Después del trato con el FMI, se viene la verdadera prueba del Presupuesto

ECONOMIA


En medio de los anuncios sobre nuevas cifras y compromisos con el FMI, asomó un tema ineludible y que pone a prueba la capacidad del Gobierno para cerrar un acuerdo político, quizás el último posible en la antesala de la disputa electoral: el Presupuesto 2019.

«Adecuado y sustentable», dijo Christine Lagarde para calificar el proyecto, basado en el objetivo de déficit cero. «Paso esencial», dijo Nicolás Dujovne para definir la necesidad de su aprobación.
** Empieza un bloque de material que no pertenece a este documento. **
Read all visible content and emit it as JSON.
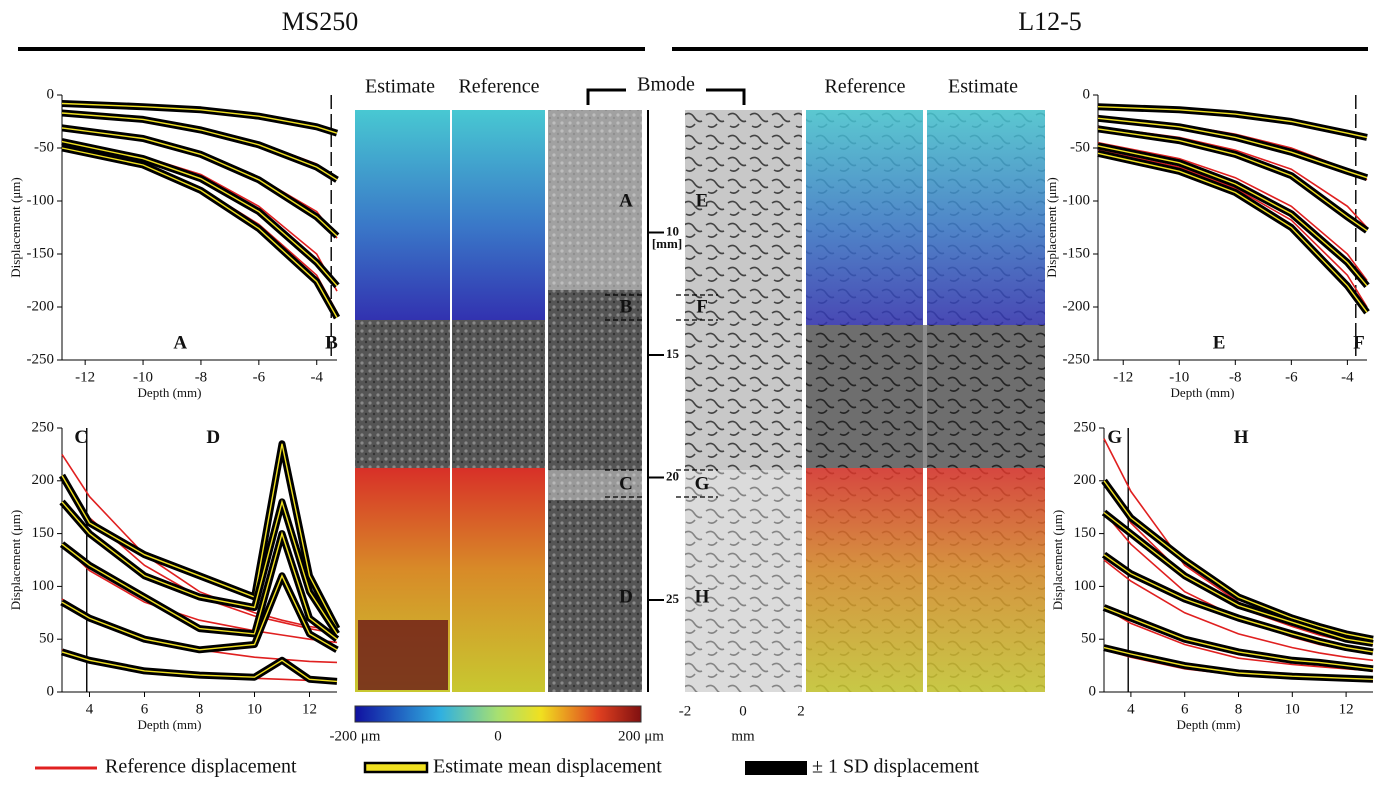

Las tratativas con gobernadores y legisladores de la oposición entraron esta misma semana en proceso de aceleración, con el objetivo doble de coronar el trámite hacia mitad de octubre en Diputados y no demorarlo después en el Senado.

El último paso para trabajar de manera simultánea o «en tándem» entre las dos cámaras del Congreso fue dado ayer mismo aprovechando la presencia de Rogelio Frigerio en la comisión de Presupuesto de Diputados. Hubo tiempo para una conversación con Miguel Angel Pichetto, principal articulador del peronismo de los gobernadores, con quien ya habían ofrecido una foto de contacto público. También, con el diputado salteño Pablo Kosiner, referente de la misma franja del PJ en Diputados. Junto al ministro, Emilio Monzó trabaja centralmente en este delicado enhebrado político.

Por supuesto, esas conversaciones no definen uno a uno los puntos del Presupuesto, sino más bien el trazo político y los mecanismos para ir moviendo el proyecto. La intención, destacada por veteranos en este tipo de negociaciones, es darse el trabajo necesario para asegurar que el texto pase sin alteraciones graves la prueba de la votación en el recinto, es decir, lo más blindado posible en base a un entendimiento político previo.

En esa línea, se trataría de conciliar un mecanismo que le permita a quienes definen el tema en Diputados y el Senado ir revisando el proyecto en paralelo y discutir las modificaciones necesarias para que las dos cámaras actúen en sintonía. Ese nivel de entendimiento –se admite- era más alcanzable en épocas en que las fuerzas políticas funcionaban como partidos nacionales. Ahora, en cambio, es necesario atender a gobernadores o referentes parciales de un mismo espacio político. Un tejido complejo, en especial para este oficialismo que es minoría en las dos cámaras.